O departamento foi fundado. Foi criada a graduação em língua árabe, a pós-graduação, o mestrado, o doutorado. Mas Nasr ainda não foi embora e nem pretende fazê-lo. Para ele viver no Brasil se tornou uma missão. "Achei que era um dever porque a colônia árabe no Brasil é muito respeitada, é formada por pessoas muito boas, mas conhece pouco a própria cultura. Achei que o ambiente precisava de alguém para manter viva a cultura árabe. Era destino", explica.
Uma das preocupações de Nasr era justamente o fato de haver no país muitos árabes voltados ao comércio e poucos ao mundo das letras e da cultura. "Coloquei o primeiro tilojo", sorri.
Antes de vir para o Brasil, Nasr morou por quatro anos na França, onde fez doutorado em Moral e Sociologia. Quando foi chamado para transferir-se para o Brasil, estava dando aulas na Universidade do Cairo. Foi na instituição de ensino que Nasr também se graduou, anos antes, em Estudos Clássicos e Religiosos. "Nessa faculdade os alunos precisavam saber o Alcorão", lembra.
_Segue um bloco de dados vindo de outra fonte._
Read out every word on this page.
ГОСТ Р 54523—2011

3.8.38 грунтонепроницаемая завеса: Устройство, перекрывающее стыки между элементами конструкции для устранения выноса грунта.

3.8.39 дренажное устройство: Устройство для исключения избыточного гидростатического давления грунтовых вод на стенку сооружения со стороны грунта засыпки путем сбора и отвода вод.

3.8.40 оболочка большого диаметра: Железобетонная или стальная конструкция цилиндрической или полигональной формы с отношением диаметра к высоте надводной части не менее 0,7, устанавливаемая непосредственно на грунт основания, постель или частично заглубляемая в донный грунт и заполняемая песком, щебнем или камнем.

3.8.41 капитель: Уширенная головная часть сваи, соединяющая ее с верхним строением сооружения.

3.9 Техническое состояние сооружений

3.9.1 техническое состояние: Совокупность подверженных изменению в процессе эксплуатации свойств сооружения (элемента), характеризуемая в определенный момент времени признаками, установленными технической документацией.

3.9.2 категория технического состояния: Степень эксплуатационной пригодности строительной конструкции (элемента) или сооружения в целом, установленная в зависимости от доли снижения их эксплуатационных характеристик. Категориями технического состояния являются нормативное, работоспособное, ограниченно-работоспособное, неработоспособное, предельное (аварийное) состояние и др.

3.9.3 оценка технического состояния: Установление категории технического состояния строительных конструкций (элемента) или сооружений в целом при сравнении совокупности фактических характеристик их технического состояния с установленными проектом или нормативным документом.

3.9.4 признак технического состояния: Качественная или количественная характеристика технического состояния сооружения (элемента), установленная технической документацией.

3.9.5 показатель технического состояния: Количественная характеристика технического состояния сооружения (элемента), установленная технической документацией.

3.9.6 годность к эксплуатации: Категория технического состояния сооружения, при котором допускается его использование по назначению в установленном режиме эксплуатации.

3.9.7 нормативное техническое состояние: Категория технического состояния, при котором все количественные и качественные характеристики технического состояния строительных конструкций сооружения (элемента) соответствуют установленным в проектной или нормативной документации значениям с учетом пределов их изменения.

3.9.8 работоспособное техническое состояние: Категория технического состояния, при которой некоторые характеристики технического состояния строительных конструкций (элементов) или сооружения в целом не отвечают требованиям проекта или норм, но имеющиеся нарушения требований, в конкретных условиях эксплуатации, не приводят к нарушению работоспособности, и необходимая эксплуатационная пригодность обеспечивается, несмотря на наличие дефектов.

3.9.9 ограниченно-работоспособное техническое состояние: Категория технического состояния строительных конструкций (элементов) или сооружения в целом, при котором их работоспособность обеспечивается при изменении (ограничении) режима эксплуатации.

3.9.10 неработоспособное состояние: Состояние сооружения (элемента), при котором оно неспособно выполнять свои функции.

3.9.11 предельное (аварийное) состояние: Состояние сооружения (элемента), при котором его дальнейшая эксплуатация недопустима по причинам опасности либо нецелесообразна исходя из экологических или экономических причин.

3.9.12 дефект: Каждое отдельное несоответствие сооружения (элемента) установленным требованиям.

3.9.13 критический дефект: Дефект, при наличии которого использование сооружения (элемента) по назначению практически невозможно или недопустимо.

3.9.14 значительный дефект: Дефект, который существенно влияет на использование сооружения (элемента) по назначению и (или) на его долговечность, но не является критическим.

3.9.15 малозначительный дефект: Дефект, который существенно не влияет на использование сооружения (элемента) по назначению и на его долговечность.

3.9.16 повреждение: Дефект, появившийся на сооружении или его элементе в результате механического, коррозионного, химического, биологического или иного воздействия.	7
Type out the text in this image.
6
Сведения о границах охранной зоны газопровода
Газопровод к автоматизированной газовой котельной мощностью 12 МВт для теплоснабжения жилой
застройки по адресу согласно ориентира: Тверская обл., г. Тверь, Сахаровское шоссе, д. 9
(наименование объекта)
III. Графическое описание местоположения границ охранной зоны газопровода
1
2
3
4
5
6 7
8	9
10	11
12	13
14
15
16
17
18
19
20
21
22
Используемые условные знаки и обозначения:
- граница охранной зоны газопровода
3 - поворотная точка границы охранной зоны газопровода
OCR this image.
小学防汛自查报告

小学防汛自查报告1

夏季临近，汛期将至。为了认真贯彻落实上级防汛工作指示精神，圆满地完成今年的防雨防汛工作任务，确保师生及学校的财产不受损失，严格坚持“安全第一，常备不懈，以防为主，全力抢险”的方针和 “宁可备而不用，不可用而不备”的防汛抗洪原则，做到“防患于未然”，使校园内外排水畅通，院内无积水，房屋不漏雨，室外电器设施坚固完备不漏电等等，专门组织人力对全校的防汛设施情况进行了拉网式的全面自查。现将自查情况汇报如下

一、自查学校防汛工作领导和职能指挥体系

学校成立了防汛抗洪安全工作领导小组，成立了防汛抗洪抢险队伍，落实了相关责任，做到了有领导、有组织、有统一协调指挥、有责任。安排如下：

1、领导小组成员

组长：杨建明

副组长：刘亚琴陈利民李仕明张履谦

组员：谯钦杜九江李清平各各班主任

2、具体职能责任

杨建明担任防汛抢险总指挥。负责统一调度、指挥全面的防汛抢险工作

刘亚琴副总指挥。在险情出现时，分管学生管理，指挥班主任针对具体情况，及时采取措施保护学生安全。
O estudo impulsionou o conhecimento da religião muçulmana por parte do professor. Mesmo antes disso, porém, ele tinha familiaridade com o livro sagrado em função das suas visitas à mesquita desde a infância. O egípcio tem uma família numerosa: são oito irmãos. Ele, porém, sempre foi o mais ligado à religião. O professor já foi a Meca, na Arábia Saudita, fazer peregrinação cerca de dez vezes. Ali fica a Caaba, antiga casa de Abraão.
Homem dos livros
Nasr publicou neste ano, durante a Cúpula dos Países Árabes e Sul-Americanos, o primeiro dicionário árabe-português. A edição foi feita pela Câmara Árabe e distribuída no Brasil. Ele foi o responsável também pela tradução para o árabe do livro "Novo Mundo nos Trópicos", do sociólogo pernambucano Gilberto Freyre. A publicação está sendo distribuída no mundo árabe.
O professor escreveu também teses e estudos que pretende publicar. Um deles se chama "A Teoria de Asín Palácios sobre a Divina Comédia". A tese, de livre docência, se baseia na teoria de Asín Palácios, um padre espanhol, para quem Dante Alighieri tirou os elementos da obra "A Divina Comédia" da cultura islâmica. "Minha rotina é o estudo", resume, feliz com sua escolha de vida.
Homem de negócios
Na Câmara Árabe Nasr ingressou na década de 70, depois de ser convidado por líderes da entidade. O professor se aproximou deles quando o atual prédio do hospital Sírio Libanês estava por ser construído. O professor foi posto em um comitê encarregado de recolher dinheiro para as obras. "Pensei: o que vou fazer, não tenho aptidão para isso." A idéia de escrever uma carta para o rei da Arábia Saudita na época, o rei Khalid bin Abdul Aziz Al Saud, porém, acabou trazendo US$ 200 mil para o projeto. Até hoje o professor comemora o feito.
Homem de família
Nasr tem 83 anos e é casado com a filha de libaneses e também professora da USP, Nida Gattaz. Os dois se conheceram no Brasil, alguns anos depois de o egípcio chegar.
Sempre sorridente, o professor conquistou a confiança e o respeito, além da simpatia da comunidade árabe brasileira. Helmi Mohammed Ibraim Nasr é tido hoje como uma das maiores autoridades em cultura e idioma árabe no Brasil.